As I sit here watching tv, switching between Modern Family and James Spann and waiting to land in Oz, I am taking time to reflect on my weekend. I was blessed to experience two examples of leadership training in the Mountain Brook City Schools system.
If you are familiar with Cherokee Bend they have a program called FOAC. It is a pretty cool program teaching kids teamwork and leadership. They have classes for a certain amount of weeks and then the fifth and sixth grades have weekend campouts. My son had his campout this past weekend. He also had his rec league tournament. I took him out of the campout for a couple of hours so he could play his game…mistake. Anyway, when I came to get him, I walked in on him explaining his experience on the ropes course he had completed just moments before I arrived. He described how he was scared at points. Mr Hedrick, who is AWESOME, prompted him with great questions to explain how he got through through those points. I was so proud of him at that point. I had tears in my eyes. He talked about how his team helped talk him through it. TEAMWORK. Teamwork breeds leadership.
TEAMWORK BREEDS LEADERSHIP. What a great thing to teach our youth. I watched a movie a couple of weeks ago about a high school football team who lost a lot of games, got a new coach and started winning:) Anyway, the coach said “football does not build character, football brings out the character in you”. Truer words have never been spoken.
Building character in a child begins at home. I am not a perfect parent and will never claim to be. My family has just as many issues as yours. I’m fumbling along trying to do my best. My illness does not help. When I get manic, as I was Sunday, I get irritable and snap at my children and husband. I find the silliest things to yell, yes yell, at them about. I am not proud of it. Some days I just can’t control it. I have to step away from those I love and regroup. But I tell them I love them and move on.
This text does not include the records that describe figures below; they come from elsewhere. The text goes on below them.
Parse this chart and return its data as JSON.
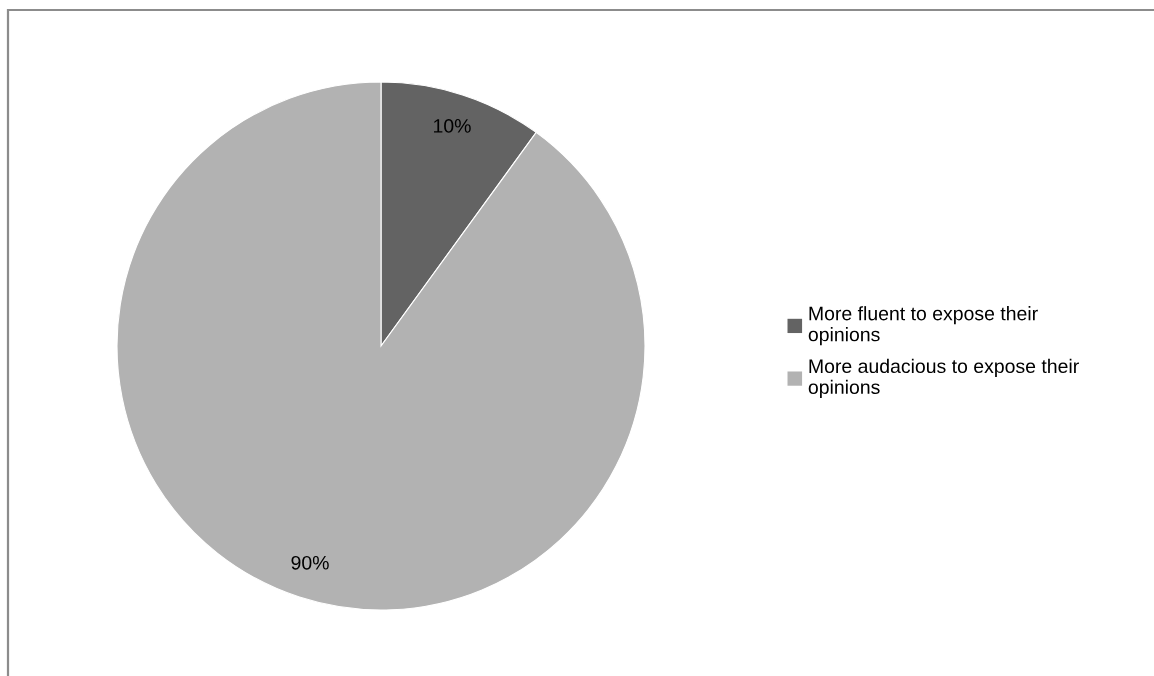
{
  "chart_data": {
    "type": "pie",
    "categories": [
      "More fluent to expose their opinions",
      "More audacious to expose their opinions"
    ],
    "values": [
      10,
      90
    ],
    "colors": [
      "#636363",
      "#b2b2b2"
    ],
    "value_labels": [
      "10%",
      "90%"
    ],
    "legend": "right"
  }
}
Parenting can be a crap shoot. Your oldest usually takes the brunt of it too. You think you are doing right by them by expecting so much from them. You tell them in one breath that all they have to do is their best and in the next you tell them that is not enough. I have done that with my oldest and many times it has backfired. I just want the best for him, in some ways better things than I had and I had a pretty good life. Then I stop. I realize what an incredibly awesome kid he is. He is funny. God is he funny. His friends love him. Parents love him. His Daddy and I love him!!!. Somewhere in this crapshoot I am raising a pretty good kid. I am raising four pretty cool kids.
I wish I could have appreciated him more when he was young and not stress out so much about whether I was “raising” him right. Sometimes you just have to let them be and be as good as an example for them as you can. I see these young parents and I want to shake them. I want to tell them to enjoy this time. I want to tell them to get in the back yard and throw the ball, let them put makeup on you and pull all your shoes out of your closet. I want to tell them to take that money they are spending on private coaches and teach them themselves. But they won’t listen. Sometimes parenting is learning the hard way. We just have to buck it up and pray for the best. PRAY PRAY PRAY.
I know I got off kilter but you should be used to that by now:) The second example of building leadership in our youth is the LEAD program at the Jr High. My daughter Maitland was next in line to go and someone’s grades dropped so she got a spot. I had no idea what this was all about. I still don’t really know. All I know is a I saw a group of 8th and 9th graders work together to come up with a theme, a cheer, a dance and a float in four afternoons and compete with their peers. These kids aren’t BFFs. They don’t necessarily sit at the same lunch table, etc. But they put those differences aside, got rid of their prejudices and used their individual strengths together to come up with something cool. I am sorry that kid’s grades dropped but I am so grateful my daughter is getting to be a part of this program. I highly recommend you get your child to apply, keep their grades up and hopefully their name will be drawn from the hat (or they get on Spartan Council:)).
It is not up to our school system to raise our children. It is our job to build their character and groom them to be the best person they can be. But when they become school age and they are involved in after school activities, we are not around them as much as their teachers, coaches and scout leaders. That is what is so great about our community and school system. We can work together to raise great kids to become great people. Not all of our kids will be leaders. Some of the greatest people in the world are the “Indians”. Not everyone can be a chief.